Or at least this person thinks so. An anonymous book collector turned blogger is writing posts about titles from their (apparently quite capacious and varied) library, which includes a copy of Fables from the Fountain from Newcon Press, which just so happens to contain my first properly published short story. Quoth said blogger:
One of my favourites is ‘On the Messdecks of Madness’ by Raven about which I can say almost nothing without spoiling the enjoyment except it’s the only fantasy story I can recall that uses the great diarist Samuel Pepys’s admiralty career as a basis of the plot.
I’m almost certain that there are other sf/f stories in which randy ol’ Samuel is a character and/or plot-point (though I’ll admit I’m unable to recall any right now; answers on a postcard, and all that). “Messdecks” was first drafted circa 2009, not long after I’d left my part-time day-job at at the Royal Naval Museum Library in Portsmouth — though it was actually published some time later, in 2011, because [early days of a small press] — and I have no shame in admitting that I responded to my first commission by resorting to the oldest writing adage of them all, recommended by some and deplored by others: write what you know.
And what I knew then was just how many crackpot conspiracy theorists with a naval history obsession there are… because the bulk of my job at the RNML was to answer their (often rather accusatory and poorly spelled) emails as diplomatically as possible.
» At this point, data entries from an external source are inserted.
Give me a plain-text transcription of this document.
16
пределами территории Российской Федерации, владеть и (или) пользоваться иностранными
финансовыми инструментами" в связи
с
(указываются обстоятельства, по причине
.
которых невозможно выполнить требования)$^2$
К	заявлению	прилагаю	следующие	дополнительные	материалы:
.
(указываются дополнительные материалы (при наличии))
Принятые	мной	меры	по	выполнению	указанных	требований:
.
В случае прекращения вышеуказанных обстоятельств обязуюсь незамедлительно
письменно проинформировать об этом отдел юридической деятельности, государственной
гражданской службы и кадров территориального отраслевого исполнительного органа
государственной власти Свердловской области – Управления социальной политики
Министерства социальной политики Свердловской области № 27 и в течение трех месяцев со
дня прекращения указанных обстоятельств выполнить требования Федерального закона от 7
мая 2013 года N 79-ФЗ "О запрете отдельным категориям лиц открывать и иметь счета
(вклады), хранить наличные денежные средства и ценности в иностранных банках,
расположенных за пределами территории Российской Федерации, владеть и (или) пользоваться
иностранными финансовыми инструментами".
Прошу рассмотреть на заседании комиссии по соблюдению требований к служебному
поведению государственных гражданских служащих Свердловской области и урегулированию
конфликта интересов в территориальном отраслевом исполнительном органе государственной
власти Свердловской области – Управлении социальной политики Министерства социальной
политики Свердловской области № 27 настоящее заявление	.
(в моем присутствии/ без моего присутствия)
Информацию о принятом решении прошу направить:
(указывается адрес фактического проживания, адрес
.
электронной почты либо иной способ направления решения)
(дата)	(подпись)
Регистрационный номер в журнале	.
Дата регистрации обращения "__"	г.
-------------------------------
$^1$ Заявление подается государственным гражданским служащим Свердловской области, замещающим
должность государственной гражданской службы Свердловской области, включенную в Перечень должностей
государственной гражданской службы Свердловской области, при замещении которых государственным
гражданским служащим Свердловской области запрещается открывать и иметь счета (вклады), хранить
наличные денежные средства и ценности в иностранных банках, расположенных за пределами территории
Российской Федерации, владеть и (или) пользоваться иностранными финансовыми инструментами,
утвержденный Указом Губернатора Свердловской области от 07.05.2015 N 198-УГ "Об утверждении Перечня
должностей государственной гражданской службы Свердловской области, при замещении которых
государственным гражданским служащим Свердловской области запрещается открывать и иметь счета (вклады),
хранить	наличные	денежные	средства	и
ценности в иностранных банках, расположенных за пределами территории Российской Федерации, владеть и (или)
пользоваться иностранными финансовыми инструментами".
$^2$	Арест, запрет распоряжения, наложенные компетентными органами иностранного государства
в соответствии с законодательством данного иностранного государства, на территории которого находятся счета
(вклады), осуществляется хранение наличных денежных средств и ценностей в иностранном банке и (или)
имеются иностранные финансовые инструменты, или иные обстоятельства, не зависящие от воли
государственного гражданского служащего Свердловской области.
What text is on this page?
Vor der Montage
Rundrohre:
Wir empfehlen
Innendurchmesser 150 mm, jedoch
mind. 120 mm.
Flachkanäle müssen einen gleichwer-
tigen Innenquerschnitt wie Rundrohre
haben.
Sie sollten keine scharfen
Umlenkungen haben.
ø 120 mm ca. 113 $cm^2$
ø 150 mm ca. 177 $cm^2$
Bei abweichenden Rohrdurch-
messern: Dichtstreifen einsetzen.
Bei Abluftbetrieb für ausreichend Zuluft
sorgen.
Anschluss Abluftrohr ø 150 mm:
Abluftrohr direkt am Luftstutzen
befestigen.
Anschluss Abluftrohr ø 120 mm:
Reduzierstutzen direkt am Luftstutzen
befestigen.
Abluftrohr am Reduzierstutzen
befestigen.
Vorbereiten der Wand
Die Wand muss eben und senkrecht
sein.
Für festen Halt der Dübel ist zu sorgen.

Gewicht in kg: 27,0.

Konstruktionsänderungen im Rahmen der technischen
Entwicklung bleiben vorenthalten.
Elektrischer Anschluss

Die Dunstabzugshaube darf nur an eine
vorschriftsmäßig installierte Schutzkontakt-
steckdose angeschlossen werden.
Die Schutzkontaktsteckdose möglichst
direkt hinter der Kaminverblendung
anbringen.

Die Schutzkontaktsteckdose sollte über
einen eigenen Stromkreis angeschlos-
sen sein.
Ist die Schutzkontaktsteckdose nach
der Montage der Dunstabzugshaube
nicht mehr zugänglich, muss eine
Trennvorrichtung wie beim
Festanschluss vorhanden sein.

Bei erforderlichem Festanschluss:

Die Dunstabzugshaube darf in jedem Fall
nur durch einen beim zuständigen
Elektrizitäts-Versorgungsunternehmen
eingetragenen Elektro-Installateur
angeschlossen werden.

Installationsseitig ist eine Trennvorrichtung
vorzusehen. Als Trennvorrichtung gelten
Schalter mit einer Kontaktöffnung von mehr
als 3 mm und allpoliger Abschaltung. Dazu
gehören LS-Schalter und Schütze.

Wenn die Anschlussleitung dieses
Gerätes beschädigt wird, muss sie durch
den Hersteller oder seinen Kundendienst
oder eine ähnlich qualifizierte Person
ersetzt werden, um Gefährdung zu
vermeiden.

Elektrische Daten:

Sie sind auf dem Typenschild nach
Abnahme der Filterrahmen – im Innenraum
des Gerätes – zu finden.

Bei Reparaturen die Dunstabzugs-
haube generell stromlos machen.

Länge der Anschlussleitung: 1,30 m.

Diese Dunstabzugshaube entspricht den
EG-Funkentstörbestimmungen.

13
I think I lost them all to an old hard drive’s dying, but I used to have a pretty good collection of stock debunking essays on everything from Nelson’s supposed satanism to the voyages of HMS Habbakuk, the aircraft carrier made of ice. (A scale-model experimental version of the latter actually existed, but never saw action, and was anyway too small to carry any aircraft; Nelson had manifold flaws as both human being and national hero, but as far as I was able to discern, worshipping the Lord of Lies was not one of them. He was way too much of a priggish wanker for that sort of gig, anyway.)
I left that job to go full-time freelance, just as the post-crash recession was really starting to dig in. A massive mistake in many ways — but hey, I wouldn’t be here today if I hadn’t. (Wherever “here” is.) Regardless, it was nice to be reminded of that daft but fun-to-write story, and nicer still to find that some random someone thinks quite well of it, seven years after it was published.